Tom Wynne purchased a 1985 Pearson 36-2, hull #54, in the spring of 2013 and since has undertaken a fairly major refit of the boat and has used it fairly extensively on Lake Erie. Tom contacted myself about posting a series of project articles in hopes of assisting other Pearson 36-2 owners who are considering tackling these same projects.
Tom reports that “Several times now I have had people walk up to the boat and say something along the lines of “I thought Pearson stopped making boats 25 years ago” or “when did Pearson go back into production.” That is always a great compliment.” He obviously has great pride of ownership and as you will see in the accompanying images, Tom has done great work and the compliments are deserved.
We are planning on posting his projects in the upcoming weeks, so follow along. Hopefully you’ll be inspired to take on your own project! It’s well worth the effort.
Also, if there is anyone else out there that would like to have their boat project added to this site, I encourage you to send your project story and images to me at editor@boatdejour.com. I would love to see more Pearson 36-2 projects!
–Editor
Portlight Replacement
One of the projects that I undertook over the winter of 2014 was to replace the 11 portlights on the boat. There were several reasons why I decided to undertake this project:
- The old plastic portlights were cloudy and scratched up, and I didn’t like that some didn’t open (like the angled one) and others had openings significantly smaller than the actual portlight.
- The wood plywood on the inside of the boat around the portlights was delaminating as the bedding around the original portlights was failing/had failed.
- One of the only things that I didn’t like about the boat (purely aesthetics) when I first looked at it was that the white plastic portlights were cheap looking and the angled one really dated the boat.
For those reasons, the portlight project made it onto the extensive list for the first winter I owned the boat.
That winter I had the luxury of storing the boat inside a storage condo that served as the workshop for a friend in the boat repair business. I was the only boat in storage condo, which was a few blocks from the water, requiring that the boat be transported on an over-the-road trailer and then set on jack stands in the heated shop. I had 24/7 access to the locker, to my friend’s tools, and to his expertise (all of which really helped this project and the others that I have undertaken).
Remove Portlights
The first task was to remove the old portlights (very easy – I simply removed the fasteners and they came right apart with the slight help of a putty knife). The difficult tasks were then to remove the bedding on the outside of the boat (razor blades and acetone) and remove and replace the teak wood on the inside of the boat. At least on my boat, Pearson glued the heck out of the wood when they installed it. It was a plywood with several layers, so while 90% came off easily, the difficult 10% left behind was the bottom layer that remained glued to the interior liner. I had to use elbow grease, a heat gun, acetone and adhesive remover, and a scraper and it took a long time to clean off the surface to ready it for the new wood. It was a tedious task, made more difficult by having to use acetone and adhesive remover in the enclosed cabin.
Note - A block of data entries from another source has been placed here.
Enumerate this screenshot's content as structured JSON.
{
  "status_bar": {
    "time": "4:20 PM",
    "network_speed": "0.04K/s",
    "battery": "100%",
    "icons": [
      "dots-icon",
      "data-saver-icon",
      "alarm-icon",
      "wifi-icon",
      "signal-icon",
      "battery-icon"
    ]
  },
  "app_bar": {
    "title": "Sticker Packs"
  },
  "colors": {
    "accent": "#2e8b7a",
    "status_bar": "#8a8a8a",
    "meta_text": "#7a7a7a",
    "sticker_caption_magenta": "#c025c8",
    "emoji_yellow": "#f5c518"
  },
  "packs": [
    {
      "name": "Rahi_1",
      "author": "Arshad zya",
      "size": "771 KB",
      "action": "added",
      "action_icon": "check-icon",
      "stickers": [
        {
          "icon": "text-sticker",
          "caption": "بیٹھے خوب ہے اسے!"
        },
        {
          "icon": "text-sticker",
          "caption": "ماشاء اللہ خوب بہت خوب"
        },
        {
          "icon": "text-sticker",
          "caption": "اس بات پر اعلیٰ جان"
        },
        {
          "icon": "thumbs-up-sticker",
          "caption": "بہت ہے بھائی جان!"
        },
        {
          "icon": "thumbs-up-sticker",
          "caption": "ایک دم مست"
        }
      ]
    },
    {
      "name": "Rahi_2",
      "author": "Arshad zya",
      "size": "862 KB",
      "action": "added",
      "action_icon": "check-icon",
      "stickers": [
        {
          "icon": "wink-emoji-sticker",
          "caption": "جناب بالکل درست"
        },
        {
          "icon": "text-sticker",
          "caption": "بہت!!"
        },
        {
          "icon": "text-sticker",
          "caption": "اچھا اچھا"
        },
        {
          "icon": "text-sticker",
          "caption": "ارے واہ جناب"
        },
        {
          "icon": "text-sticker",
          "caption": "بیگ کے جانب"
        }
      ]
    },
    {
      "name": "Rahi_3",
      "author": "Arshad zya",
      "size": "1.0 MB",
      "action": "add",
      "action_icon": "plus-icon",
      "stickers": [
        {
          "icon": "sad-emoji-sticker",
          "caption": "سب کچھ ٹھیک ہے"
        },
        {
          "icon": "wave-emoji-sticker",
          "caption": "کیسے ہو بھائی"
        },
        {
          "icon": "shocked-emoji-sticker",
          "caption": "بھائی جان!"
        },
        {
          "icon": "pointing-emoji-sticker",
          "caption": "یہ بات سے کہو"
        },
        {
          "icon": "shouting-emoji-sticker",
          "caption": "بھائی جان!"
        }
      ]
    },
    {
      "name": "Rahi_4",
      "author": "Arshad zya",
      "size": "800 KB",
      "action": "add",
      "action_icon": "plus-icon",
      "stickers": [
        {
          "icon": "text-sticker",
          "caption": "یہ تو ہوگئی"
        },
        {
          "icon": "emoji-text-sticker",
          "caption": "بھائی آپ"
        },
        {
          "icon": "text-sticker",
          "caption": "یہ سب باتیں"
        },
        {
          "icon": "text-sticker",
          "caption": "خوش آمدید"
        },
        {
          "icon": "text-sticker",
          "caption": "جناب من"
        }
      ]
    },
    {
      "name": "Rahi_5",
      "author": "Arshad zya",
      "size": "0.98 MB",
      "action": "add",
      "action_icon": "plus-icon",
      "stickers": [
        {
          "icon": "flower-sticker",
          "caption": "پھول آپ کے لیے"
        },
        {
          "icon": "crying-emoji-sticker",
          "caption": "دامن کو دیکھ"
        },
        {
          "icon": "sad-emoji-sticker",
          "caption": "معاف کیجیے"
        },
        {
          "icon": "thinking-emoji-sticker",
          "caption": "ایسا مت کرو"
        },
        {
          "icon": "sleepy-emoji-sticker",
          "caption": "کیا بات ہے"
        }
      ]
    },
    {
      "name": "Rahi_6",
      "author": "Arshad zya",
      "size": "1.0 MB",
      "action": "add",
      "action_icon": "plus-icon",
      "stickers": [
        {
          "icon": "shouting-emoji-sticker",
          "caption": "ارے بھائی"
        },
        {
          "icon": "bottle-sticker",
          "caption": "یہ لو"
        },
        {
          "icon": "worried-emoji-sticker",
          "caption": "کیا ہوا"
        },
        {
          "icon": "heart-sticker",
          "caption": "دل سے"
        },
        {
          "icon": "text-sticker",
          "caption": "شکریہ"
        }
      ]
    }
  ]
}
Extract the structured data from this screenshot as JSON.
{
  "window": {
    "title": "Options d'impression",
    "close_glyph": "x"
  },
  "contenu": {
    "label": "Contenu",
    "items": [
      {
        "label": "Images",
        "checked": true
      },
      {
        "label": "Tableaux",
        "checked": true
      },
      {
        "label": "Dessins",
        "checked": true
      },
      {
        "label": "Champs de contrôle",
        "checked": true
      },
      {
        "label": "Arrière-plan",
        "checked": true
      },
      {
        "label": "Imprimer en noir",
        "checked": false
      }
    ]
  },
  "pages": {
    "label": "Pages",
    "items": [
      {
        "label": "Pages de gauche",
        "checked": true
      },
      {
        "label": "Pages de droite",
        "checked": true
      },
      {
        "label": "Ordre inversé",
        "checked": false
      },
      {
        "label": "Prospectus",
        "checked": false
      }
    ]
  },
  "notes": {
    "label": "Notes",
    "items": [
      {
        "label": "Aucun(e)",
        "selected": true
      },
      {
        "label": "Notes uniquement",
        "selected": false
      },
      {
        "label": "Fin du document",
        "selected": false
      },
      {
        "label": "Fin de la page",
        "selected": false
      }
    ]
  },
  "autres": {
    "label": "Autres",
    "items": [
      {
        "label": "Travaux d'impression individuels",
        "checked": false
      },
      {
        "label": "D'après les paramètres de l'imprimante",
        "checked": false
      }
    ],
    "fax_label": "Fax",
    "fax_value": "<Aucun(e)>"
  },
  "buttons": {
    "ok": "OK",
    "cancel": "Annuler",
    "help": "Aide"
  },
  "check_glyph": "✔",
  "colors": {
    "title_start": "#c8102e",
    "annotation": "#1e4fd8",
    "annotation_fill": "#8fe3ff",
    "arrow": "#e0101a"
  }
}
The next step was to have some fiberglass work done on the angled portlights to ready the openings for replacement with rectangular portlights. A portion of the forward/pointed part of the openings had to be glassed in and gelcoated. I was aware of a good glass/gelcoat guy, and engaged him to do that part of the project. The charge for the fiberglass and gelcoat work was $495 including materials.
As we live on the southern shore of Lake Erie, I had the good fortune of being introduced to a craftsman who had worked for decades at nearby Tartan Yachts. At that time, Tartan was slow and he and one of his co-workers were happy to pick up some side work. This was the first of several projects that I engaged them on. They created templates for the area that I wanted to recover with new teak plywood, and then they cut and shaped (the edges needed to be mitered all the way around for a clean fit) the teak to fit perfectly. Note that both sides were different in dimension, and not symmetrical, so to do this part of the project correctly each side needs to be completely templated from end to end and top to bottom as they are significantly different from side to side. The sheet of teak plywood was $150. I installed the new teak panels using contact cement. The process was straight forward. I rolled a coat onto the teak panels, and a coat onto the receiving surface on the interior liner bulkhead, and after waiting the requisite time I married the two and let it dry.
Installation
The portlights that I chose were Lewmar Standard Opening Portlights. They have friction hinges that allow the acrylic lens to open and remain open at any angle. They come with mounting hardware (the process requires a cutout just smaller than the outside diameter), and portlight itself is held in place by screwing a flange from the inside of the boat (essentially sandwiching the boat between the portlight and the flange/ring. The inside flange and bolts can be covered with a plastic trim ring that comes with the portlight, and the portlights come with screens. They come in many different sizes, and come with a pattern so that you know how large the cutouts need to be in the boat. I was able to find portlights for each existing opening that were just slightly larger than the original openings, requiring each opening to be slightly enlarged. The cutouts in the boat were made as follows:
- The paper template was used to make a plywood template to guide a router with a carbide cutout bit.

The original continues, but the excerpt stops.